Bilkent University researchers have developed an innovative technique to enable the controlled fabrication of nanostructures within a silicon wafer with unprecedented control.
The research, published in Nature Communications, describes how the team overcame complex optical effects and diffraction limits of lasers by employing a special laser pulse. Created using spatial light modulation, the laser pulse avoids the optical scattering effects that have so far hindered precision energy deposition.
"Our approach is based on localizing the energy of the laser pulse within a semiconductor material to an extremely small volume, such that one can exploit emergent field enhancement effects analogous to those in plasmonics.
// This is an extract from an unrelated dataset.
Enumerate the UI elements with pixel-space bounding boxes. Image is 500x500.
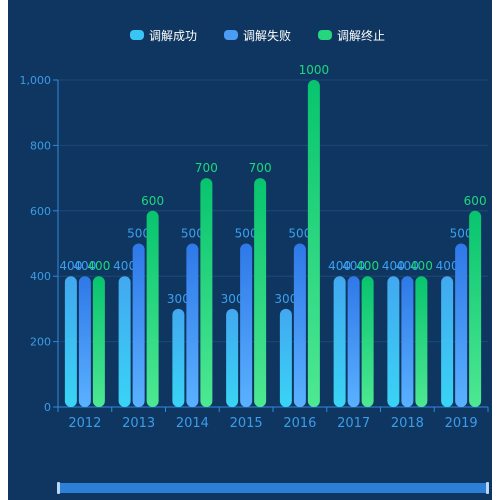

This leads to sub-wavelength and multi-dimensional control directly inside the material," explained Prof. Tokel. "We can now fabricate nanophotonic elements buried in silicon, such as nanogratings with high diffraction efficiency and even spectral control."
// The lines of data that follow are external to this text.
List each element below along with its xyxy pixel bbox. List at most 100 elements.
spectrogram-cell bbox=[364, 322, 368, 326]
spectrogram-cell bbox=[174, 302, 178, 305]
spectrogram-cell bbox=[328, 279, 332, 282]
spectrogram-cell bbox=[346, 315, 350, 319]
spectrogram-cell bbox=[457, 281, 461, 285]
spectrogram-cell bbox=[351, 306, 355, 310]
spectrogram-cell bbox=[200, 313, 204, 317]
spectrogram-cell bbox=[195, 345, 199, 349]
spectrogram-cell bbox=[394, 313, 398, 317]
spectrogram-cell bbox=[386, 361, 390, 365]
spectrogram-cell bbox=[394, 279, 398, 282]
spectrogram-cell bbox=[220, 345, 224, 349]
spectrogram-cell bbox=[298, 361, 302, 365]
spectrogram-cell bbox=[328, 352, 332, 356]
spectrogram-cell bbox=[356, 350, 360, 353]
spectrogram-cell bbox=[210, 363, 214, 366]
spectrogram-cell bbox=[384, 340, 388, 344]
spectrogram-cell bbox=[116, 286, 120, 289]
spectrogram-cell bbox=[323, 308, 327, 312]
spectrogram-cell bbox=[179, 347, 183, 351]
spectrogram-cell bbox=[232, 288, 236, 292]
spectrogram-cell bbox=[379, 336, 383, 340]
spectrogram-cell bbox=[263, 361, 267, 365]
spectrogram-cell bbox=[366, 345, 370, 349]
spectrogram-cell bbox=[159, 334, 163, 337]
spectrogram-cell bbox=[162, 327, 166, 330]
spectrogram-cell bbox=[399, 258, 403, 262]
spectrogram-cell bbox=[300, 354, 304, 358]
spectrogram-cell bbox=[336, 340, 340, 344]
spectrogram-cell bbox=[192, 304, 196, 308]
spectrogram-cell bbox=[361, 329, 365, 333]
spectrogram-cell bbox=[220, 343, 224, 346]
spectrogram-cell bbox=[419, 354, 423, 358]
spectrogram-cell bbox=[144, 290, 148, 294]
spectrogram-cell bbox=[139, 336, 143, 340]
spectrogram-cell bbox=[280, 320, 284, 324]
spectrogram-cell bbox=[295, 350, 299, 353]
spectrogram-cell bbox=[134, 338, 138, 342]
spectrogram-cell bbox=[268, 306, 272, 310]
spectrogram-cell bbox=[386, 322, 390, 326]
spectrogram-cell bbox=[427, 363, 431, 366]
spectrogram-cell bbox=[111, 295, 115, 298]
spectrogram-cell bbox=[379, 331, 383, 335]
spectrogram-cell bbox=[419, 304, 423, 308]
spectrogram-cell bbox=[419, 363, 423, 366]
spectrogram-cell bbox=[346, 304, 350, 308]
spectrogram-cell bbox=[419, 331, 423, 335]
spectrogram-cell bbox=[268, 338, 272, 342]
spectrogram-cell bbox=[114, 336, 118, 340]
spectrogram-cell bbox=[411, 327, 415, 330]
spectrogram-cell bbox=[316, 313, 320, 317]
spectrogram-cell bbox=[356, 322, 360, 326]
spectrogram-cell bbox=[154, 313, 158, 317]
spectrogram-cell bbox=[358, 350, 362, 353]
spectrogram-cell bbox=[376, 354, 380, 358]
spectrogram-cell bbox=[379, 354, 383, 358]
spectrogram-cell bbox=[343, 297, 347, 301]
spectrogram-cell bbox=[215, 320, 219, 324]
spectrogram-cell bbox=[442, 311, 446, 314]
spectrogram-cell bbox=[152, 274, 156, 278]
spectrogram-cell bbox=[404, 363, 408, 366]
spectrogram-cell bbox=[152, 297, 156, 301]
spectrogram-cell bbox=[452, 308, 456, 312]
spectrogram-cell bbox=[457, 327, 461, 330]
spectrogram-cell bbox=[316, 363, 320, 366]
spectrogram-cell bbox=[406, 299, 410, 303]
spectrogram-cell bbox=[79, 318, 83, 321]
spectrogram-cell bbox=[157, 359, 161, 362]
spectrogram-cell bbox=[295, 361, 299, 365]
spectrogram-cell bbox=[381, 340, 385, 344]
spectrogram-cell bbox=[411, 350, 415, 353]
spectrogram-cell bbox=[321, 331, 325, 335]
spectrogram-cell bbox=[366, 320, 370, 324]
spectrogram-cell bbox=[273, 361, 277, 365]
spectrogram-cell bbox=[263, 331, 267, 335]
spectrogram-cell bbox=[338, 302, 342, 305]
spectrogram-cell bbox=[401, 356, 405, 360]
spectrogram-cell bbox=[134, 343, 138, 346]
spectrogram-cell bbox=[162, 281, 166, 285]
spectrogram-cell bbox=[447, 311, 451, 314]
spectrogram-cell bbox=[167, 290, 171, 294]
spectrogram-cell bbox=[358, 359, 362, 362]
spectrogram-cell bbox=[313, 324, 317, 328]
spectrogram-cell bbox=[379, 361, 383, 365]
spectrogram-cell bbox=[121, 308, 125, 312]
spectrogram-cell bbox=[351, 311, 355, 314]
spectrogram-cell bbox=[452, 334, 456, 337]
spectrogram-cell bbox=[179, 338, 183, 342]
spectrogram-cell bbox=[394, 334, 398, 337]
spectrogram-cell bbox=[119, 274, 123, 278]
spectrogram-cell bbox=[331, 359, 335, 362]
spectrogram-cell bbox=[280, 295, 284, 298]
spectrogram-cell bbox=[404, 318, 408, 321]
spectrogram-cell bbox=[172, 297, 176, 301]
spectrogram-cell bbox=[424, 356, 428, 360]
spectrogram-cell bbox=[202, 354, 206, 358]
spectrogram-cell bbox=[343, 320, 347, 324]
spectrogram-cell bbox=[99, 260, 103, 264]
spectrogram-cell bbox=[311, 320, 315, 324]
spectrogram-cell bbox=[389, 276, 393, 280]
The technique developed by the team could have a significant impact on the development of nano-scale systems with unique architectures. "Our findings introduce a new fabrication paradigm for silicon," said Prof. Tokel, "The ability to fabricate at the nano-scale directly inside silicon opens up a new regime, toward further integration and advanced photonics. We can now start asking whether complete three-dimensional nano-fabrication in silicon is possible. Our study is the first step in that direction."